Demonstrators protest against the anti-immigration party Alternative fuer Deutschland (AfD) after German general election in Berlin, Germany, September 24. Wolfgang Rattay/Reuters

Although German Chancellor Angela Merkel's Christian Democratic Union (CDU/CSU) won the most seats in parliament after Sunday's elections, Germany's far-right populists have hijacked headlines on Monday, scoring a historic third place that gives them seats in lower house for the first time.

The nationalist Alternative for Germany (AfD) earned the third biggest vote share, while the CDU/CSU scored their worst result in almost seven decades. Germany's second largest party— the Social Democrats (SPD)—also made historic losses.

The results provoked protests across Berlin and other German cities, with groups of people chanting "Nazis out!" "Racism is not an alternative," and "AfD is a bunch of racists," German public broadcaster Deutsche Welle reported.

Around 700 Berliners gathered in the capital's central Alexanderplatz square, chanting slogans and carrying signs in protest of the AfD. Although winning 13 percent of the vote gave the AfD its first foothold on the federal level, it already holds 23 out of 160 seats in the Berlin city parliament.

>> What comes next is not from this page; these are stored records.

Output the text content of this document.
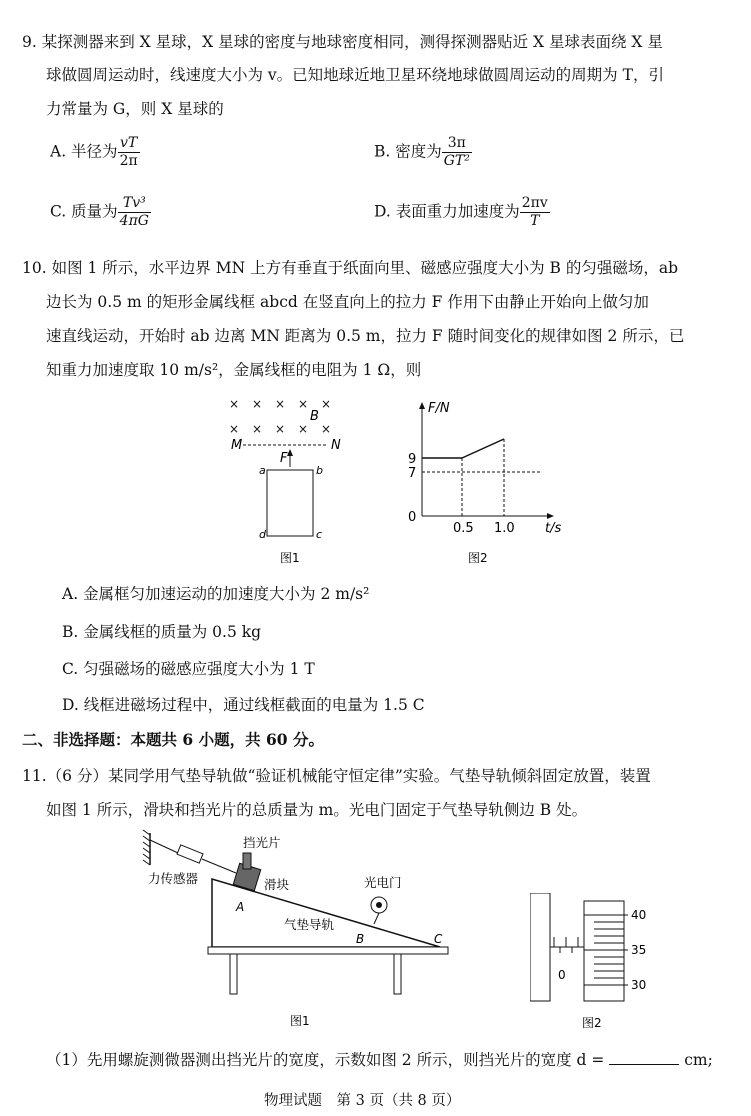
9. 某探测器来到 X 星球，X 星球的密度与地球密度相同，测得探测器贴近 X 星球表面绕 X 星
球做圆周运动时，线速度大小为 v。已知地球近地卫星环绕地球做圆周运动的周期为 T，引
力常量为 G，则 X 星球的
A. 半径为 $\frac{vT}{2\pi}$	B. 密度为 $\frac{3\pi}{\text{GT²}}$
C. 质量为 $\frac{\text{Tv³}}{4\pi G}$	D. 表面重力加速度为 $\frac{2\pi v}{T}$
10. 如图 1 所示，水平边界 MN 上方有垂直于纸面向里、磁感应强度大小为 B 的匀强磁场，ab
边长为 0.5 m 的矩形金属线框 abcd 在竖直向上的拉力 F 作用下由静止开始向上做匀加
速直线运动，开始时 ab 边离 MN 距离为 0.5 m，拉力 F 随时间变化的规律如图 2 所示，已
知重力加速度取 10 m/s²，金属线框的电阻为 1 Ω，则
× × × × ×
× × × × ×
B
M	N
F
a	b
d	c
图1
F/N
t/s
9
7
0
0.5 1.0
图2
A. 金属框匀加速运动的加速度大小为 2 m/s²
B. 金属线框的质量为 0.5 kg
C. 匀强磁场的磁感应强度大小为 1 T
D. 线框进磁场过程中，通过线框截面的电量为 1.5 C
二、非选择题：本题共 6 小题，共 60 分。
11.（6 分）某同学用气垫导轨做“验证机械能守恒定律”实验。气垫导轨倾斜固定放置，装置
如图 1 所示，滑块和挡光片的总质量为 m。光电门固定于气垫导轨侧边 B 处。
力传感器
挡光片
滑块
A
光电门
气垫导轨
B	C
图1
0
40
35
30
图2
（1）先用螺旋测微器测出挡光片的宽度，示数如图 2 所示，则挡光片的宽度 d =	cm;
物理试题　第 3 页（共 8 页）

Similar sized events took place in the cities of Frankfurt and Leipzig, a city where the AfD performed particularly well, while around 400 protesters rallied in Cologne, chanting against indifference, carrying a banner that read, " Whoever is silent, is complicit."

Angela Merkel has ruled out striking a coalition deal with the AfD—a party that gained its popularity largely in opposing her pro-refugee platform, and performed well in the former states of east Germany. The group's largest single stance is being anti-Muslim, though it also calls for a review of Germany's collective memory of both world wars and a celebration of Nazi military officials.

"If the French are rightly proud of their emperor and the Britons of Nelson and Churchill, we have the right to be proud of the achievements of the German soldiers in two world wars," Alexander Gauland, the party's co-founder said earlier this month.

Among the figures he wanted Germany to reclaim were Nazi Germany's most popular general, Wehrmacht field marshal Erwin Rommel and Claus von Stauffenberg, chief of staff for the commander of the German Replacement Army, who failed to assassinate Adolf Hitler in July 1944.

The party's leader, Frauke Petry, has sparked contrversy in the past for attempt to revive the word "voelkisch," seen as a Nazi means of defining people who they considered "racially superior" to others. And in further controversy, in January, the party's regional chief in the eastern state of Thuringia described Berlin's Holocaust Memorial as a "monument of shame" and called for a "180-degree turnaround" in Germany's chosen way to atone for crimes of the Nazi regime.